En Chine, l’année du serpent commencera le 29 janvier, soit à peine neuf jours après la seconde investiture de Donald Trump. Xi Jinping y a-t-il vu un signe ? Le président chinois a en tout cas toutes les raisons de se montrer vigilant face à un animal politique qui lui a donné du fil à retordre lors de son premier mandat. Le dirigeant républicain avait lancé dès 2018 une guerre commerciale contre Pékin, tout en multipliant les flatteries à l’égard de son homologue.
Le retour de Trump à la Maison-Blanche intervient à un moment délicat pour la Chine, dans un contexte de ralentissement de sa croissance, sur fond de crise de l’immobilier, d’atonie de la demande et du spectre de la déflation. Plusieurs signaux témoignent de cette mauvaise passe : la monnaie chinoise ne cesse de reculer par rapport au dollar (elle est tombée début janvier à son niveau le plus bas depuis 16 mois), et l’indice boursier des 300 premières capitalisations chinoises a reculé depuis le début de l’année.
Si Trump exécute sa menace d’augmenter les tarifs douaniers de 60 % sur les importations de produits chinois, la situation se compliquera encore pour la deuxième économie mondiale, qui pourrait perdre jusqu’à 1 point de PIB cette année. Pour nombre d’observateurs, Trump passera à l’offensive dès le début 2025 – malgré les risques d’effets inflationnistes aux Etats-Unis.
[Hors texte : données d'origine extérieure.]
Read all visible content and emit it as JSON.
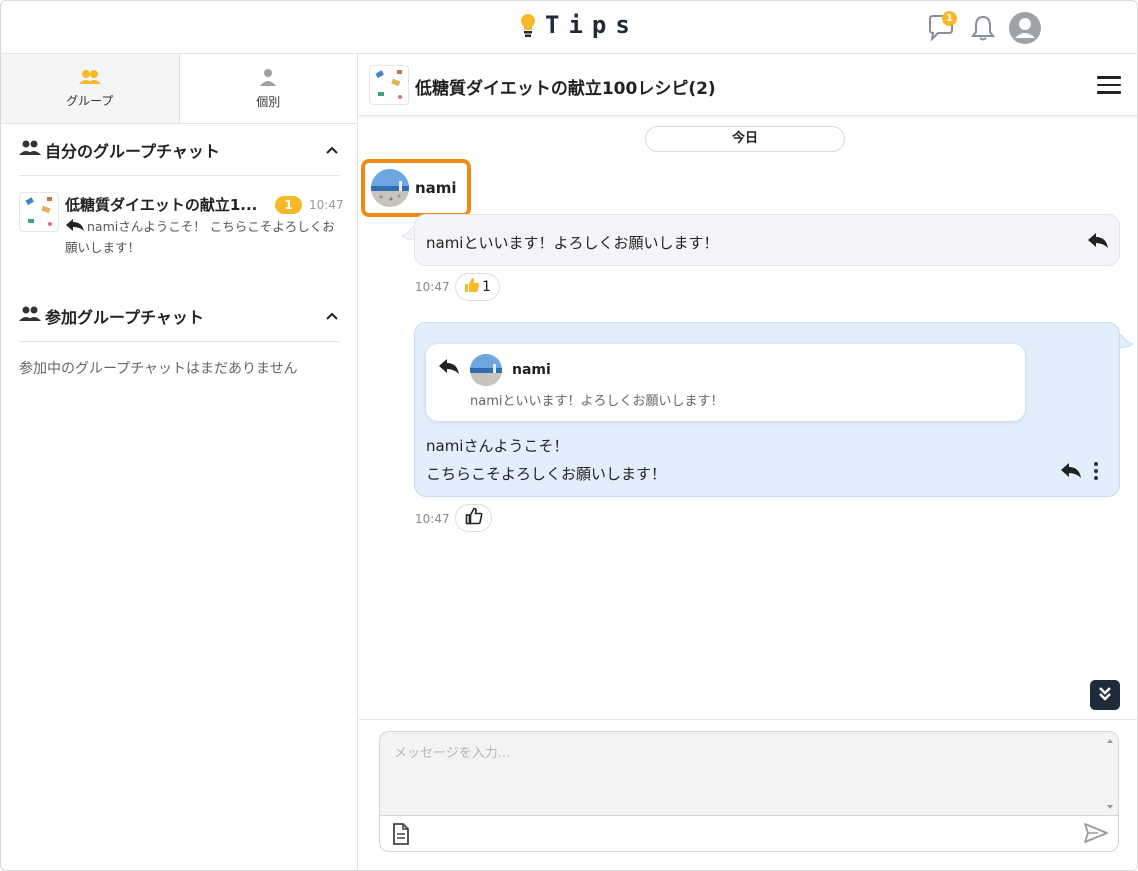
{
  "header": {
    "logo_text": "Tips",
    "chat_badge": "1",
    "icons": [
      "lightbulb-icon",
      "chat-bubble-icon",
      "bell-icon",
      "user-avatar-icon"
    ]
  },
  "sidebar": {
    "tabs": [
      {
        "label": "グループ",
        "icon": "group-icon",
        "active": true
      },
      {
        "label": "個別",
        "icon": "person-icon",
        "active": false
      }
    ],
    "my_groups": {
      "title": "自分のグループチャット",
      "items": [
        {
          "title": "低糖質ダイエットの献立1...",
          "unread": "1",
          "time": "10:47",
          "preview": "namiさんようこそ！ こちらこそよろしくお願いします！"
        }
      ]
    },
    "joined_groups": {
      "title": "参加グループチャット",
      "empty": "参加中のグループチャットはまだありません"
    }
  },
  "chat": {
    "title": "低糖質ダイエットの献立100レシピ(2)",
    "date_label": "今日",
    "messages": [
      {
        "sender": "nami",
        "text": "namiといいます！よろしくお願いします！",
        "time": "10:47",
        "reaction_count": "1"
      },
      {
        "quote_sender": "nami",
        "quote_text": "namiといいます！よろしくお願いします！",
        "line1": "namiさんようこそ！",
        "line2": "こちらこそよろしくお願いします！",
        "time": "10:47"
      }
    ],
    "composer_placeholder": "メッセージを入力..."
  },
  "colors": {
    "accent": "#f7b928",
    "highlight": "#f08c16",
    "outgoing_bubble": "#e2eefc",
    "incoming_bubble": "#f4f5f8",
    "dark": "#1f2a3a"
  }
}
Mais nul ne sait quel niveau de taxation il appliquera ; ni quel sera l’éventail de produits sera concerné ; et pas davantage si l’objectif final est de parvenir à un accord avec Pékin.
Mesures de rétorsion
Face aux nuages qui s’accumulent à l’horizon, la Chine, cette fois, ne sera pas prise de court, contrairement à ce qu’il s’était passé en 2017. Sous l’impulsion de Xi Jinping, l’Empire du Milieu a considérablement accru ses efforts, ces dernières années, pour accroître son autonomie stratégique sur des technologies clés, comme les semi-conducteurs. Et à moins dépendre du marché américain en diversifiant ses exportations, notamment vers les pays du Sud.
Pékin s’est non seulement mis en ordre de bataille pour résister à une guerre commerciale, mais aussi pour pouvoir contrattaquer. “Il ne fait aucun doute que la Chine se prépare aux tarifs douaniers de Trump et qu’elle prendra des mesures de rétorsion, tout en essayant d’engager un dialogue pour faire baisser le niveau de pression. La question est de savoir dans quelle mesure elle y parviendra…”, s’interroge Steve Tsang, directeur de l’institut SOAS China, à l’université de Londres.
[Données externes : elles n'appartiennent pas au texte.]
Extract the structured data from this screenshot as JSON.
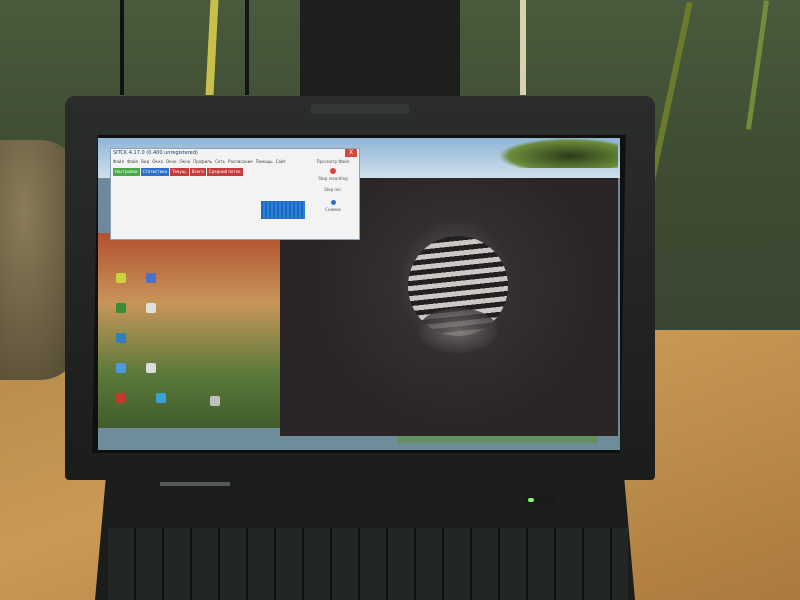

Des opportunités pour Pékin
Le régime communiste dispose d’options pour riposter, à commencer par l’instauration de ses propres droits de douane. “La Chine menacera les Etats-Unis de représailles qui auront des répercussions sur des cibles que Trump juge importantes : les agriculteurs et le marché boursier”, explique Dereck Scissors, spécialiste de la Chine à l’American Enterprise Institute, un centre de réflexion. A l’image des mesures prises par l’administration Biden ces quatre dernières années, la Chine pourrait aussi bloquer certaines exportations de composants stratégiques vers les Etats-Unis. “Elle contrôle des éléments de chaînes d’approvisionnement essentielles pour des technologies clés, qu’elle pourrait menacer de perturber”, complète William Matthews, analyste à la Chatham house. Autre arme, le boycott : le géant asiatique a déjà commencé à montrer de quoi il était capable en ouvrant le mois dernier une enquête anti-monopole contre le champion de la high-tech américaine Nvidia, et en interdisant à ses entreprises de s’approvisionner auprès de lui en processeurs graphiques, selon le South China Morning Post. Une riposte directe : le roi des puces destinées à l’intelligence artificielle a l’obligation depuis 2022 de ne plus livrer ses produits les plus sophistiqués aux groupes chinois.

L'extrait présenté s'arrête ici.